A recent Centers For Disease Control & Prevention report documents the rising number of out-of-wedlock births. From 2006-2010, 45% of women age 15-44 who had children were unmarried, either not living with, or living with but not married to the father. The number of women living with but not married to the father of their first-born child tripled in the last 10 years. One can rebut the presumption of paternity for men married to a child’s mother. These facts complicate the process of listing fathers on birth certificates.
The Oklahoma Uniform Parentage Act lists the methods you can use to assure your listing as father of record on your child’s birth certificate. Unless you qualify for listing as the child’s father under one of the definitions below, you are just an “alleged father.” You or the mother may claim you are the father, but your parentage has not been determined. Make sure you meet one of the following definitions, and that the paperwork is complete to include your name on your child’s birth certificate.
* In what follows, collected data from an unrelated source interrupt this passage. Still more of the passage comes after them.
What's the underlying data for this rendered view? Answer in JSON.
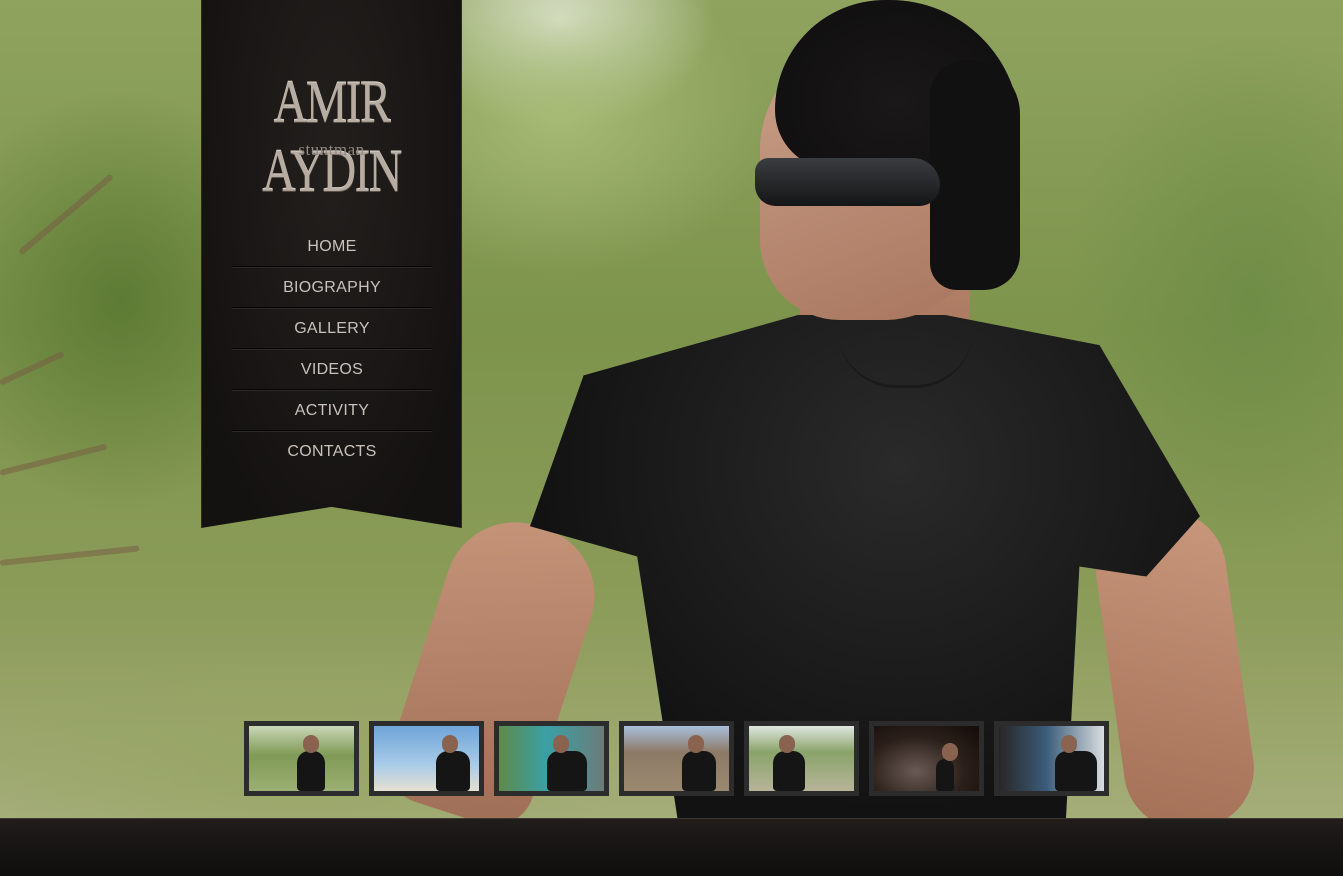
{
  "site": {
    "name": "AMIR AYDIN",
    "tagline": "stuntman"
  },
  "nav": {
    "items": [
      {
        "label": "HOME"
      },
      {
        "label": "BIOGRAPHY"
      },
      {
        "label": "GALLERY"
      },
      {
        "label": "VIDEOS"
      },
      {
        "label": "ACTIVITY"
      },
      {
        "label": "CONTACTS"
      }
    ]
  },
  "gallery": {
    "thumbnail_count": 7
  },
  "colors": {
    "sidebar": "#171412",
    "nav_text": "#c9c2bc",
    "thumb_border": "#2c2c2c",
    "footer": "#151311"
  }
}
Presumed Father – A presumed father of a child is married to the child’s mother. The child may also be born within 300 days after your marriage to the child’s mother ends. You are also a presumed father if you declare as a matter of record the child as yours, and marry the mother after the child is born. Even if you do not marry the mother, you are a presumed father if you live in the same household as the child, and hold the child out as your own for the first two (2) years of the child’s life.
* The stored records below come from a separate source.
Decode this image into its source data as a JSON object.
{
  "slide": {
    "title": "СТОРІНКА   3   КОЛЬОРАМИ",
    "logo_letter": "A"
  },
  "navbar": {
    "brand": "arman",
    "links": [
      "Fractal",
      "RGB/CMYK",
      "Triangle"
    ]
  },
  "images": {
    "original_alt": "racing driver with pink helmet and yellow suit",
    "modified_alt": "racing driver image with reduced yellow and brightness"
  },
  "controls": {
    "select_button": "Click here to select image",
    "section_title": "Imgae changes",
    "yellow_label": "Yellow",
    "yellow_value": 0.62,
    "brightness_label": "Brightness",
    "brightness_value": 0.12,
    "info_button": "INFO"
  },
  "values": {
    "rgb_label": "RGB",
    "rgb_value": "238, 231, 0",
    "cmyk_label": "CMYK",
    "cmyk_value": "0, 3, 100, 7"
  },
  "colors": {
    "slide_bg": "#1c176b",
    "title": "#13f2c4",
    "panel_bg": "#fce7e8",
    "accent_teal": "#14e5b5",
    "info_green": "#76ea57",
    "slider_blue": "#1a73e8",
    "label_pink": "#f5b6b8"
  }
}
Acknowledged Father – If the mother is willing to cooperate, you can send a completed Acknowledgment of Paternity form to the Oklahoma Department of Health Vital Records Service (VRS). After the VRS accepts the form, it will amend the birth certificate to list you as the father. You can get the form online here, from the VRS, your county health department, the Office of Child Support Services, or from any hospital with a maternity ward.
Adjudicated Father – If the mother does not wish to cooperate, you can file a Petition with the district court to determine parentage. If the mother admits your paternity or a DNA test determines paternity, you can get a court order declaring you the father. You can then use the court order to amend the birth certificate.